It’s already Nov.. the time is going by way too fast. Feels like I just paid our bills and here I was today, paying bills again. Oct is already done and I don’t even remember seeing it go by. One day the trees had leaves, the next they were changing colors and the next, they were all on the ground. I keep telling myself I want to mow the lawn one last time before winter but the way it’s going, not sure it will happen.
Anyways, I slept a good 10 hrs but I was so exhausted this morning, I looked like a zombie. I had actually told hub I wanted him to come cuddle once I was done reading but of course, I was still reading but told myself I would take a lil five mins to rest my eyes but I sorta fell asleep so I just put my book away and decided to sleep cause I was that tired. Didn’t even take a pill cause I had no energy to do so. At close to 5 am I woke up cause I needed to go to the washroom and decided to take my pill at that time to make sure I had a good rest. That said, I still felt exhausted this morning, well afternoon since I only woke up at a bit after noon since my first client was at 1 pm.
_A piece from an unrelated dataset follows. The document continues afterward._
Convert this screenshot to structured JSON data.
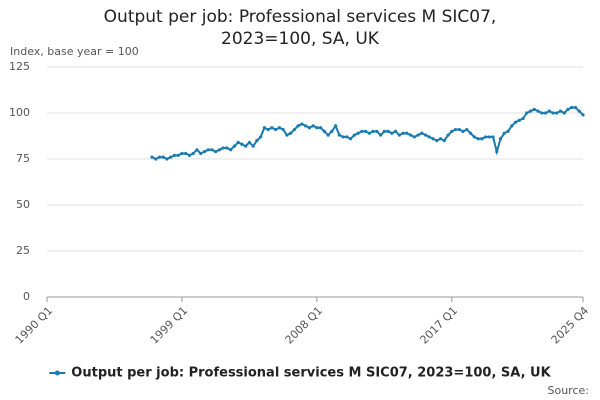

So I went out with my first client. When I got to my second client, no one was home so I called this office thinking they had forgotten to call me to say he would be at his grandma which is the case half the time. They hadn’t received any call from his mom and couldn’t reach her so I waited my 15 mins and could leave. I was gonna go eat out with hub since I had three hours but decided to ask him to make us something to eat instead. Only the 1st of the month and already spending money, not good. Since I was home, what happened?! I was barely done eating that I had already decided I was gonna go have a nap. I was in the middle of watching an episode but all I wanted was my bed so I went and napped. This is really ridiculous. I’m thinking about my mom which is running around all the time and now has to go work tomorrow and she’s running on what?! I have no clue cause I’m so freaking exhausted and I don’t do nearly as much as she’s doing right now. It’s getting me worried about her. I’m scared she will end up doing too much. I told her she should be taking tomorrow off for herself and relax but she doesn’t want too. I just really hope she can handle all of this cause I honestly don’t know what I would do if anything would happen to her. I think I would totally lose it.
Beside that, I went out with my last client. Came back home and watch some shows and hub made us some food again. So nice of him. I was too lazy to do the dishes so I’ve put away what was in the dishwasher and filled it back with today’s dishes. I did do the garbage and brought them to the road.
Right now I should be in bed but instead I wanted to watch a movie which I am doing at the moment while writing. I’m not sure if I’ll finish it but I felt like watching a kids movie or what not. I was going to watch a cartoon but found this movie, A Witche’s Ball and it’s what I just started watching.